Discriminatie en racisme worden op verschillende domeinen ervaren en soms structureel vastgesteld. Enkele voorbeelden:
- Praktijktesten op de arbeidsmarkt, uitgevoerd in opdracht van Stad Gent, tonen aan dat er discriminatie is op basis van migratieachtergrond, leeftijd en het al dan niet hebben van een beperking. Deze doelgroepen hebben minder kans om uitgenodigd te worden voor een sollicitatiegesprek.
- Praktijktesten op de woningmarkt, eveneens uitgevoerd in opdracht van Stad Gent, stellen discriminatie vast ten opzichte van mensen met een migratieachtergrond. Hulp- en zorgverleners merken dit ook in de praktijk. Personen met een migratieachtergrond moeten zeer veel inspanningen doen om een woning te vinden. Mails en telefoonberichten blijven vaak onbeantwoord, waardoor deze mensen geen woning vinden of genoegen moeten nemen met een woning van slechte kwaliteit. Uit die praktijktesten blijkt dat rolstoelgebonden personen (met een beperking) de kleinste kans hebben op het krijgen van een uitnodiging.
- Onderzoek naar het Vlaamse onderwijs toont aan dat kwetsbare doelgroepen, zoals leerlingen met een migratieachtergrond en leerlingen met een lagere sociaaleconomische status, lager worden ingeschat en minder vaak naar theoretische richtingen worden georiënteerd.
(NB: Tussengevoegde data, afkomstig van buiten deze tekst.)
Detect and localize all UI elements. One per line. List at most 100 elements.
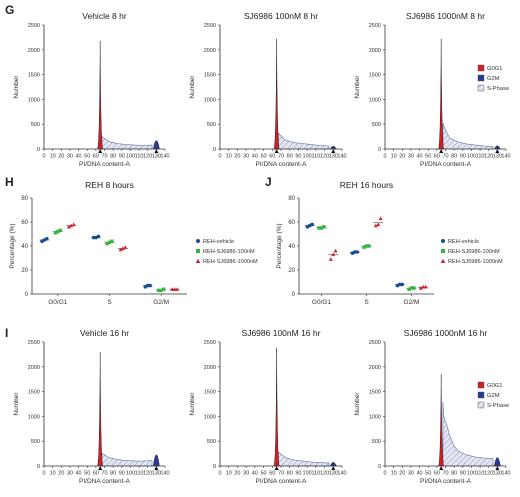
y-tick-label: 1000 [369, 97, 381, 103]
x-tick-label: 90 [295, 471, 301, 477]
chart-title: Vehicle 8 hr [82, 11, 127, 21]
x-tick-label: 20 [234, 154, 240, 160]
x-tick-label: 20 [399, 471, 405, 477]
x-tick-label: 130 [152, 154, 161, 160]
chart-title: SJ6986 1000nM 16 hr [404, 328, 488, 338]
x-tick-label: 10 [391, 154, 397, 160]
x-tick-label: 80 [110, 471, 116, 477]
legend-swatch [477, 84, 485, 92]
x-tick-label: 20 [58, 154, 64, 160]
chart-title: SJ6986 1000nM 8 hr [406, 11, 485, 21]
x-tick-label: 140 [501, 154, 510, 160]
x-tick-label: 140 [337, 154, 346, 160]
x-tick-label: 0 [383, 154, 386, 160]
x-tick-label: 40 [417, 471, 423, 477]
y-tick-label: 2000 [204, 365, 216, 371]
x-tick-label: 0 [218, 154, 221, 160]
y-tick-label: 1500 [204, 390, 216, 396]
chart-title: Vehicle 16 hr [80, 328, 129, 338]
x-tick-label: 40 [417, 154, 423, 160]
x-tick-label: 10 [50, 471, 56, 477]
x-tick-label: 120 [143, 154, 152, 160]
x-tick-label: 100 [467, 471, 476, 477]
legend-label: REH-SJ6986-100nM [448, 249, 500, 255]
x-tick-label: 50 [84, 471, 90, 477]
x-tick-label: 30 [243, 154, 249, 160]
x-tick-label: 0 [383, 471, 386, 477]
gate-marker [98, 149, 103, 153]
legend-label: G0G1 [487, 66, 502, 72]
s-phase-area [278, 451, 330, 467]
y-tick-label: 40 [21, 244, 28, 250]
x-tick-label: S [364, 299, 369, 306]
point-1000nm [378, 216, 383, 221]
x-tick-label: 80 [287, 154, 293, 160]
y-tick-label: 80 [288, 196, 295, 202]
y-tick-label: 500 [31, 122, 40, 128]
point-1000nm [328, 257, 333, 261]
x-tick-label: 60 [93, 471, 99, 477]
x-tick-label: 70 [278, 471, 284, 477]
s-phase-area [101, 452, 153, 467]
legend-swatch [477, 74, 485, 82]
point-100nm [110, 239, 114, 243]
g2m-peak [329, 145, 337, 150]
y-tick-label: 0 [378, 147, 381, 153]
x-tick-label: 0 [42, 471, 45, 477]
point-vehicle [148, 283, 152, 288]
x-tick-label: 140 [337, 471, 346, 477]
x-tick-label: 110 [476, 471, 485, 477]
point-1000nm [418, 286, 423, 290]
x-tick-label: 50 [425, 154, 431, 160]
y-tick-label: 2000 [28, 365, 40, 371]
y-axis-label: Number [354, 392, 361, 416]
legend-swatch [477, 381, 485, 389]
x-tick-label: 50 [84, 154, 90, 160]
x-tick-label: 120 [320, 154, 329, 160]
x-tick-label: 100 [303, 154, 312, 160]
x-tick-label: 20 [399, 154, 405, 160]
y-tick-label: 2000 [369, 365, 381, 371]
point-100nm [317, 226, 321, 230]
y-tick-label: 0 [213, 147, 216, 153]
x-axis-label: PI/DNA content-A [79, 161, 131, 168]
y-tick-label: 500 [207, 439, 216, 445]
g2m-peak [153, 140, 160, 150]
x-axis-label: PI/DNA content-A [420, 161, 472, 168]
point-100nm [319, 226, 324, 230]
point-100nm [362, 245, 366, 249]
y-tick-label: 40 [288, 244, 295, 250]
x-tick-label: 10 [226, 471, 232, 477]
x-tick-label: 0 [218, 471, 221, 477]
point-100nm [322, 225, 326, 229]
y-tick-label: 1500 [28, 390, 40, 396]
legend-label: REH-SJ6986-1000nM [448, 259, 503, 265]
y-axis-label: Percentage (%) [276, 223, 283, 268]
x-tick-label: 130 [493, 471, 502, 477]
x-tick-label: 30 [67, 471, 73, 477]
legend-label: G2M [487, 393, 500, 399]
g2m-peak [494, 457, 501, 467]
x-tick-label: 0 [42, 154, 45, 160]
legend-marker [441, 249, 445, 253]
x-tick-label: 80 [451, 471, 457, 477]
y-tick-label: 2500 [204, 23, 216, 29]
x-tick-label: 40 [76, 471, 82, 477]
y-axis-label: Number [13, 75, 20, 99]
legend-swatch [477, 64, 485, 72]
chart-title: REH 8 hours [85, 180, 134, 190]
panel-label-h: H [5, 175, 14, 189]
scatter-reh-16-hours: REH 16 hours 0 20 40 60 80 G0/G1 S G2/M Percentag… [276, 180, 503, 306]
point-1000nm [423, 284, 428, 289]
x-tick-label: 120 [484, 154, 493, 160]
point-vehicle [400, 282, 405, 287]
point-1000nm [333, 248, 338, 253]
y-tick-label: 2500 [369, 340, 381, 346]
point-vehicle [45, 237, 49, 241]
x-tick-label: 10 [391, 471, 397, 477]
y-tick-label: 1500 [369, 73, 381, 79]
histogram-vehicle-8hr: Vehicle 8 hr 0 500 1000 1500 2000 2500 0 10 20 30 4… [13, 11, 170, 168]
y-tick-label: 80 [21, 196, 28, 202]
point-1000nm [118, 247, 123, 252]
Dit komt door een aantal (onbewuste) vooroordelen die bij leerkrachten leven over deze doelgroepen.
Op dagelijkse basis manifesteren discriminatie en racisme zich vaak in micro-agressies. Bijvoorbeeld:
- Mensen met een recente migratieachtergrond worden onvriendelijk behandeld of genegeerd omdat ze zogezegd onvoldoende Nederlands spreken.
- Mensen ervaren soms dat het gevoelig ligt als ze een hoofddoek dragen.
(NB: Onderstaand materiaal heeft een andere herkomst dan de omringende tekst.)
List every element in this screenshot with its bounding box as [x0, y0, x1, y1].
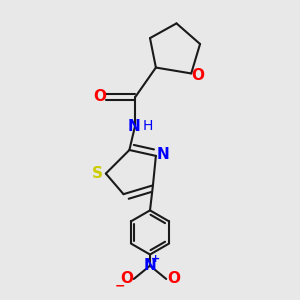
Text: O: O	[120, 272, 133, 286]
Text: S: S	[92, 166, 103, 181]
Text: O: O	[93, 89, 106, 104]
Text: O: O	[167, 272, 180, 286]
Text: N: N	[157, 147, 169, 162]
Text: H: H	[142, 119, 153, 134]
Text: O: O	[191, 68, 204, 83]
Text: −: −	[114, 280, 125, 293]
Text: +: +	[151, 254, 160, 264]
Text: N: N	[144, 258, 156, 273]
Text: N: N	[128, 119, 140, 134]
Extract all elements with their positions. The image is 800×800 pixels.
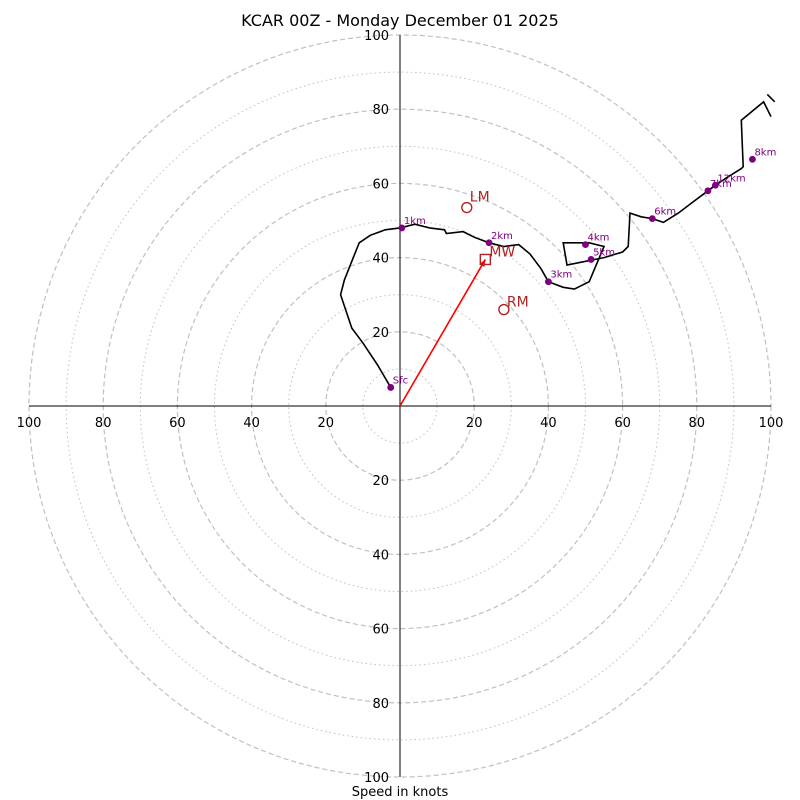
left-mover-label: LM xyxy=(470,190,490,206)
trace-tail xyxy=(766,93,776,103)
height-marker xyxy=(587,256,595,263)
x-tick-label: 20 xyxy=(318,416,335,431)
trace-line xyxy=(339,100,772,388)
right-mover-marker xyxy=(498,303,510,316)
right-mover-label: RM xyxy=(507,295,529,311)
x-tick-label: 100 xyxy=(17,416,42,431)
height-label: 3km xyxy=(550,270,572,281)
height-label: 7km xyxy=(710,179,732,190)
x-tick-label: 20 xyxy=(466,416,483,431)
height-marker xyxy=(387,384,395,391)
y-tick-label: 80 xyxy=(372,103,389,118)
height-label: 2km xyxy=(491,231,513,242)
storm-motion-markers: LM RM MW xyxy=(461,190,529,316)
x-tick-label: 80 xyxy=(95,416,112,431)
y-tick-label: 60 xyxy=(372,177,389,192)
x-tick-label: 100 xyxy=(759,416,784,431)
mean-wind-marker xyxy=(479,253,492,266)
height-label: 8km xyxy=(754,147,776,158)
x-tick-label: 80 xyxy=(689,416,706,431)
mean-wind-label: MW xyxy=(489,244,515,260)
x-axis-label: Speed in knots xyxy=(352,785,449,800)
height-label: 5km xyxy=(593,247,615,258)
y-tick-label: 40 xyxy=(372,252,389,267)
height-marker xyxy=(711,181,719,189)
y-tick-label: 100 xyxy=(364,29,389,44)
height-label: 6km xyxy=(654,207,676,218)
y-tick-label: 80 xyxy=(372,697,389,712)
height-marker xyxy=(582,241,589,249)
height-marker xyxy=(704,187,712,195)
y-tick-label: 100 xyxy=(364,771,389,786)
y-tick-label: 40 xyxy=(372,548,389,563)
height-marker xyxy=(648,215,656,223)
left-mover-marker xyxy=(461,201,473,214)
y-tick-label: 60 xyxy=(372,623,389,638)
height-label: 1km xyxy=(404,216,426,227)
x-tick-label: 60 xyxy=(169,416,186,431)
y-tick-label: 20 xyxy=(372,474,389,489)
height-marker xyxy=(545,278,552,286)
height-label: 4km xyxy=(588,233,610,244)
height-label: Sfc xyxy=(393,375,408,386)
height-label: 12km xyxy=(717,173,745,184)
chart-title: KCAR 00Z - Monday December 01 2025 xyxy=(241,11,559,30)
height-marker xyxy=(485,239,493,247)
x-tick-label: 60 xyxy=(614,416,631,431)
height-marker xyxy=(749,155,756,163)
height-marker xyxy=(398,224,406,232)
hodograph-trace xyxy=(339,93,776,388)
vector-line xyxy=(399,259,487,407)
tick-labels: 100 80 60 40 20 20 40 60 80 100 100 80 60 40 20 20 40 60 8… xyxy=(17,29,784,786)
x-tick-label: 40 xyxy=(243,416,260,431)
x-tick-label: 40 xyxy=(540,416,557,431)
y-tick-label: 20 xyxy=(372,326,389,341)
- Jongeren met een migratieachtergrond die ergens rondhangen, worden nog te vaak geassocieerd met 'drugsdealers'.
Het memorandum van AD REM biedt meer informatie over dit onderwerp. Mensen die racisme en discriminatie ervaren, geven vaak aan geen melding te maken omdat ze weinig vertrouwen hebben dat er echt gevolg aan wordt gegeven.
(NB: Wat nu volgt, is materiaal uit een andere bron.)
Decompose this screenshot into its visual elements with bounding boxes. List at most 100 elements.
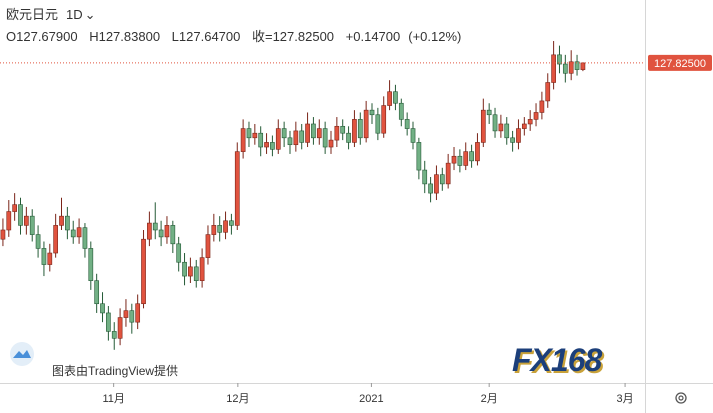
last-price-box [648,54,712,71]
candle-body [47,252,53,265]
candle-body [457,155,463,166]
candle-body [521,123,527,129]
candle-body [352,119,357,143]
candle-body [428,183,433,194]
candle-body [217,225,223,233]
candle-body [398,102,404,120]
candle-body [275,128,281,150]
candle-body [293,130,299,146]
symbol[interactable]: 欧元日元 [6,7,59,22]
candle-body [434,174,439,194]
candle-body [65,215,70,231]
candle-body [59,215,64,226]
candle-body [340,125,346,134]
o-value: 127.67900 [16,29,78,44]
candle-body [299,130,305,143]
candle-body [240,128,246,152]
candle-body [387,91,392,106]
candle-body [510,137,515,143]
x-tick-label: 3月 [617,393,634,405]
gear-center[interactable] [678,395,684,401]
candle-body [188,266,193,277]
candle-body [234,151,240,226]
candle-body [422,169,428,185]
candle-body [94,280,100,305]
candle-body [451,155,457,164]
candle-body [445,162,451,185]
candle-body [117,317,123,339]
settings-icon[interactable] [675,392,687,404]
candle-body [41,248,47,265]
candle-body [12,204,17,212]
h-value: 127.83800 [98,29,161,44]
candle-body [176,243,182,263]
o-label: O [6,29,17,44]
candle-body [527,119,533,125]
x-tick-label: 2月 [481,393,498,405]
interval[interactable]: 1D [66,7,83,22]
candle-body [574,61,580,70]
candle-body [170,225,176,245]
candle-body [316,128,322,139]
candle-body [182,261,187,277]
candle-body [164,225,170,238]
candle-body [123,310,129,318]
candle-body [129,310,135,323]
candle-body [393,91,398,104]
candle-body [88,248,94,281]
candle-body [416,142,422,171]
candle-body [498,123,504,132]
candle-body [328,139,334,148]
candle-body [580,62,586,70]
candle-body [76,227,82,238]
candle-body [334,125,340,141]
candle-body [369,109,375,116]
brand-logo: FX168 [512,342,602,378]
tv-logo-icon[interactable] [8,342,36,366]
x-tick-label: 11月 [102,393,124,405]
candle-body [100,303,105,314]
candle-body [35,234,41,249]
l-value: 127.64700 [178,29,241,44]
candle-body [29,215,35,235]
candle-body [539,100,545,113]
candle-body [492,114,498,132]
candle-body [211,225,217,235]
candle-body [24,215,29,226]
candle-body [568,61,574,74]
ohlc-row: O127.67900 H127.83800 L127.64700 收=127.8… [6,26,469,45]
c-label: 收= [251,29,273,44]
candle-body [18,204,23,226]
candle-body [363,109,369,139]
candle-body [53,225,59,254]
candle-body [193,266,199,281]
watermark[interactable]: 图表由TradingView提供 [52,364,179,378]
candle-body [252,132,258,139]
candle-body [311,123,316,139]
candle-body [346,132,351,143]
logo-mark [13,350,31,358]
l-label: L [171,29,179,44]
change: +0.14700 [345,29,401,44]
candle-body [152,222,158,231]
candle-body [545,82,551,102]
candle-body [404,119,410,129]
candle-body [516,128,521,143]
x-tick-label: 12月 [226,393,249,405]
interval-chevron[interactable]: ⌄ [84,7,96,22]
candle-body [357,119,363,139]
candle-body [410,128,416,143]
tv-logo[interactable] [8,342,36,371]
candle-body [246,128,252,139]
candle-body [6,211,12,231]
candle-body [106,312,111,332]
candle-body [562,63,568,74]
candle-body [533,112,539,120]
x-tick-label: 2021 [359,393,383,405]
gear[interactable] [675,392,687,404]
candle-body [475,142,480,162]
change-pct: (+0.12%) [408,29,462,44]
symbol-row: 欧元日元 1D ⌄ [6,4,104,23]
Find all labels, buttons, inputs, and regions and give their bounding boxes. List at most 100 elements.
Onderzoek toont aan dat de impact van discriminatie en racisme niet te onderschatten valt. De confrontatie met discriminatie en racisme is één van de grootste stressoren voor jonge vluchtelingen, die zij lang blijven meedragen. Steeds meer studies wijzen ook op de correlatie tussen de ervaring van racisme en discriminatie enerzijds en de impact op iemands fysieke gezondheid anderzijds, zoals blijkt uit het onderzoek van onder meer Ama Kissi.
6
Ongepast narratief over mensen in een kwetsbare situatie werkt stigmatisering in de hand.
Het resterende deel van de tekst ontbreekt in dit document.